Bloom, then, has invented a respectable alias to cover his epistolary affair; he has set up a postbox for the fictive Henry at a site far removed from his own neighborhood; and he has apparently had cards printed to avoid having to pronounce the name Henry Flower in a public setting where someone who knows that he is not Henry might hear him saying it. To make even more sure that he will not be detected, before entering the post office he checks to see that there is no one but the postmistress in the lobby: "From the curbstone he darted a keen glance through the door of the postoffice. Too late box. Post here. No-one. In."

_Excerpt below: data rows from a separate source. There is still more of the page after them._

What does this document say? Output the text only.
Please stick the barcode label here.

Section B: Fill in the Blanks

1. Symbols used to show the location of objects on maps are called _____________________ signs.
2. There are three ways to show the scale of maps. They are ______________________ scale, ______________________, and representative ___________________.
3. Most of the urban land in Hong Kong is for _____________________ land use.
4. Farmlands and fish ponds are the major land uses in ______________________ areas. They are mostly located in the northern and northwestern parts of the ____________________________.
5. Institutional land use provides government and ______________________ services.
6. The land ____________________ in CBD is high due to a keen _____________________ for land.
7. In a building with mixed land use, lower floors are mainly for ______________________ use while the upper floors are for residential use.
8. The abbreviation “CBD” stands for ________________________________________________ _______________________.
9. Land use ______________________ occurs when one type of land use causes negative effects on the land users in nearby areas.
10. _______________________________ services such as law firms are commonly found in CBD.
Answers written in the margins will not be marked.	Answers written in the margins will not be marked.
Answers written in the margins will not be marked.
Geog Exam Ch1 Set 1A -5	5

Nor is that the end of his Odyssean cunning. While he is still across the road from the post office he enacts an elaborate charade to move the card, by sleight of hand, to a place that a respectable gentleman might keep such an item: "he took off his hat quietly inhaling his hairoil and sent his right hand with slow grace over his brow and hair. Very warm morning. Under their dropped lids his eyes found the tiny bow of the leather headband inside his high grade ha. Just there. His right hand came down into the bowl of his hat. His fingers found quickly a card behind the headband and transferred it to his waistcoat pocket." Once more he thinks, "So warm," and (in a Gabler textual emendation that makes much better sense of the following sentences and is adopted on this website) he once more passes his hand over his brow and hair and returns the hat to its rightful place.
Of this remarkable performance, Peter Kuch writes in Irish Divorce: Joyce's Ulysses (Palgrave Macmillian, 2017) that "It is now eleven o'clock, and it is warm but not hot. But by pretending it is 'rather warm,' Bloom devises a sequence of gestures that will conceal what he is actually doing—that is, transferring the card from his hat to his waistcoat. All his gestures become self-consciously choreographed. . . . What had been a quick and somewhat furtive action before breakfast has become, barely an hour later, a subterfuge that is as complex as it is self-consciously orchestrated, performed meticulously as it were before a wholly imagined audience" (75).
A smaller but very similar charade in Lestrygonians shows Bloom disguising his intentions not to preserve his sexual reputation but to guard against offending others. In their defensiveness both passages seem to anticipate the hallucinations of Circe, where Bloom is repeatedly accused of doing shameful things.